On returning consistent data types

This post is in­spired on an is­sue I once found, while I was us­ing a well-­known li­brary in Python for ­pars­ing YAML files. The prob­lem was that when it was load­ing the con­tent of the file, the re­sult was not co­her­en­t, be­cause some­times it re­turned the con­tent as a python dict, but if the file was emp­ty, the re­turn val­ue was None.

Do you no­tice some­thing odd here?

What if I want to use the re­sult?
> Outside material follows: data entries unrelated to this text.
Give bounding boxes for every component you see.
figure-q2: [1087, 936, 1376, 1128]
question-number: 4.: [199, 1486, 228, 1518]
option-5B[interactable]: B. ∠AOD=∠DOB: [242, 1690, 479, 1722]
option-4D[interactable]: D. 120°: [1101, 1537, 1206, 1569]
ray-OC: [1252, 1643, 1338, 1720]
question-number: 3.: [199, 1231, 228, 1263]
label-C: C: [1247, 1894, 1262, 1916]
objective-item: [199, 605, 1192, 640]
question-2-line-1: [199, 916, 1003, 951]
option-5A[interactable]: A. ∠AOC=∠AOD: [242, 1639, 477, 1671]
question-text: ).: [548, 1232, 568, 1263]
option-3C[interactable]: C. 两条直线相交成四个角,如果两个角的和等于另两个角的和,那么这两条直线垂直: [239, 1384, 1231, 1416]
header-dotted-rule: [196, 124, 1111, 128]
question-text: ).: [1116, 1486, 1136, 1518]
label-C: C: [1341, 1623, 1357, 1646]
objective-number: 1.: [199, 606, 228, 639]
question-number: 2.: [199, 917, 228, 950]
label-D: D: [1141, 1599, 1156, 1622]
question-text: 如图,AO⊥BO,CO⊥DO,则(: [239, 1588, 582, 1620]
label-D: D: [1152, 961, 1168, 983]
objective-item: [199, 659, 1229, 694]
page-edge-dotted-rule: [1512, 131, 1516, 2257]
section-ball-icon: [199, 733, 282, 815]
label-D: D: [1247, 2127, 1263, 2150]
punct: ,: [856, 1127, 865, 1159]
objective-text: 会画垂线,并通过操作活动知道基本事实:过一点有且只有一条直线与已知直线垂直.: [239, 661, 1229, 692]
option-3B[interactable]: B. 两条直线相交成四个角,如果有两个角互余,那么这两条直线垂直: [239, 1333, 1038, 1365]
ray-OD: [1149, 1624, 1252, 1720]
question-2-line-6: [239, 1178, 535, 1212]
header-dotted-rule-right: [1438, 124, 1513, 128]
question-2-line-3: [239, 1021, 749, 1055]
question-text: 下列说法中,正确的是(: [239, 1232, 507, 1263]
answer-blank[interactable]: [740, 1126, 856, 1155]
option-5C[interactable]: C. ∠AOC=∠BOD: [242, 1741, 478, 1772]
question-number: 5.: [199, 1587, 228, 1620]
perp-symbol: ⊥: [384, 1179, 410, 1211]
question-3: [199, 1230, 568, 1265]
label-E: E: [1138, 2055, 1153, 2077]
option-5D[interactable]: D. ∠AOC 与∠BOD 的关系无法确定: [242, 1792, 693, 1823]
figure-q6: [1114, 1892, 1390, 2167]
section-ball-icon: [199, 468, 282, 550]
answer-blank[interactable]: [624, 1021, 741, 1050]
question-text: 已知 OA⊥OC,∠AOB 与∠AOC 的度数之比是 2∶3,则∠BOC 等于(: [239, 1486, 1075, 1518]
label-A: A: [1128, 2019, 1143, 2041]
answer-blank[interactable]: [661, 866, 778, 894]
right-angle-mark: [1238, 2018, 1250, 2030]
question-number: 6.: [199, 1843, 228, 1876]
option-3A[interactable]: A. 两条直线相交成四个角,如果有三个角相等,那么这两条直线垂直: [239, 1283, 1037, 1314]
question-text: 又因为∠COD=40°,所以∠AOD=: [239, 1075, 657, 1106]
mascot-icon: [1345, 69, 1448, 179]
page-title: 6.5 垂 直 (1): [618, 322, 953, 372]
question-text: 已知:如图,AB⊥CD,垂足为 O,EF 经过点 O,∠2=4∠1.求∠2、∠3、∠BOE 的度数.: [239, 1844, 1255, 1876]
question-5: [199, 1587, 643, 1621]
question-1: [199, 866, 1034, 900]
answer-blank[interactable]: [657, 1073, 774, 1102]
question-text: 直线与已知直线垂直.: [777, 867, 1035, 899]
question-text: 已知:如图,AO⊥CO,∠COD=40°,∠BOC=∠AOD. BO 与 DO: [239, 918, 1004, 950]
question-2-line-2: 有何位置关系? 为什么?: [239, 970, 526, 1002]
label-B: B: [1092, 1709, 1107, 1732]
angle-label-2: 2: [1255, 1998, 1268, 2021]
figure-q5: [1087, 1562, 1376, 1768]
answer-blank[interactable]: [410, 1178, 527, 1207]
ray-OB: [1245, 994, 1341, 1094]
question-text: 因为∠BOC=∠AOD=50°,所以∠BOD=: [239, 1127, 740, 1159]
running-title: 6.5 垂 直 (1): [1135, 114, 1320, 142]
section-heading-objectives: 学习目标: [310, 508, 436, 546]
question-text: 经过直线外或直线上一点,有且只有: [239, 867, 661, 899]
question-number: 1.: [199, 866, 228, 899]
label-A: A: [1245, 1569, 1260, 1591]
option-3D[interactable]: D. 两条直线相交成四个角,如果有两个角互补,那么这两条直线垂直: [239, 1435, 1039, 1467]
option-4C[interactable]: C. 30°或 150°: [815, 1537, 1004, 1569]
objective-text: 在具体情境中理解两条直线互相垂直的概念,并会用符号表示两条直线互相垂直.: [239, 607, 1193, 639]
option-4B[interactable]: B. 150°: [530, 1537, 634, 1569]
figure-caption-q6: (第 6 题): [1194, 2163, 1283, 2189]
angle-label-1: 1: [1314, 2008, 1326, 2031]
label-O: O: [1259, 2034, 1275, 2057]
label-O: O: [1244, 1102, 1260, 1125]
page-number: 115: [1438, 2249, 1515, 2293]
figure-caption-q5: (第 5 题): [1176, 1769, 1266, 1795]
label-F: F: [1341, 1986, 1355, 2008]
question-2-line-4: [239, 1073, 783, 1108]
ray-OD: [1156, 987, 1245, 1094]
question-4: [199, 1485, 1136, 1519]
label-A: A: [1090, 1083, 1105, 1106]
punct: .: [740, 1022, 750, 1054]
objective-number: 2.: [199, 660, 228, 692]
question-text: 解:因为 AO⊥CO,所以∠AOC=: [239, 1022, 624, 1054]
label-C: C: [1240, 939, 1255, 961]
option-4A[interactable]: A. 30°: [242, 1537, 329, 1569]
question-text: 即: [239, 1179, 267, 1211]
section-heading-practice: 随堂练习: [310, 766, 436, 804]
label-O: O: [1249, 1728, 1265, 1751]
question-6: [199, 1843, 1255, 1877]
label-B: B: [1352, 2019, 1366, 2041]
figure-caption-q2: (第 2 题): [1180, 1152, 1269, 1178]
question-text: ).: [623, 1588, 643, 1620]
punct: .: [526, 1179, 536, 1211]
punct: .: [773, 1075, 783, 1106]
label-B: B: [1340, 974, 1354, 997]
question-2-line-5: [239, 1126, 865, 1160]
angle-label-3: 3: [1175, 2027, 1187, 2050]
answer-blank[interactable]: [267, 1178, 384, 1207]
I can­not do it safe­ly, for ex­am­ple:

1
2
3
content = yaml.load(...)  # with the correct parameters and file name
for tag, values in content.items():
    pass  # process as required...

If content is None, it will raise an AttributeError saying that None has no attribute called “items” (which is true).

There­fore, the de­vel­op­er should catch the ex­cep­tion or avoid the cor­ner case, ­by do­ing some­thing like the fol­low­ing:

content = yaml.load() or {}

That could be a case of “coding defensively”, making sure that the program will not fail under most conditions (it would also require to add an assert or to raise an exception perhaps, but that is a different topic). I actually agree with defensive programming, but I think it is better if the library itself has a more correct behaviour, respecting the interface (that is: if you are going to return a dictionary, and there is not content, then the logical assumption is to expect an empty dictionary). This must be the default behaviour, not something to be set by parameters.

This could be thought as an in­stance of a more gen­er­al prob­lem that oc­curs when some func­tion is in­tend­ed to re­turn “X or Y”. In my opin­ion, if X and Y do not share the same in­ter­face, there is a po­ten­tial bug (in the Ob­jec­t-Ori­ent­ed par­a­digm we would say that there is no poly­mor­phis­m, or maybe that the “con­trac­t” is not be­ing re­spect­ed).

This is an ex­am­ple that I want­ed to high­light, be­cause it might help you to write clean­er code.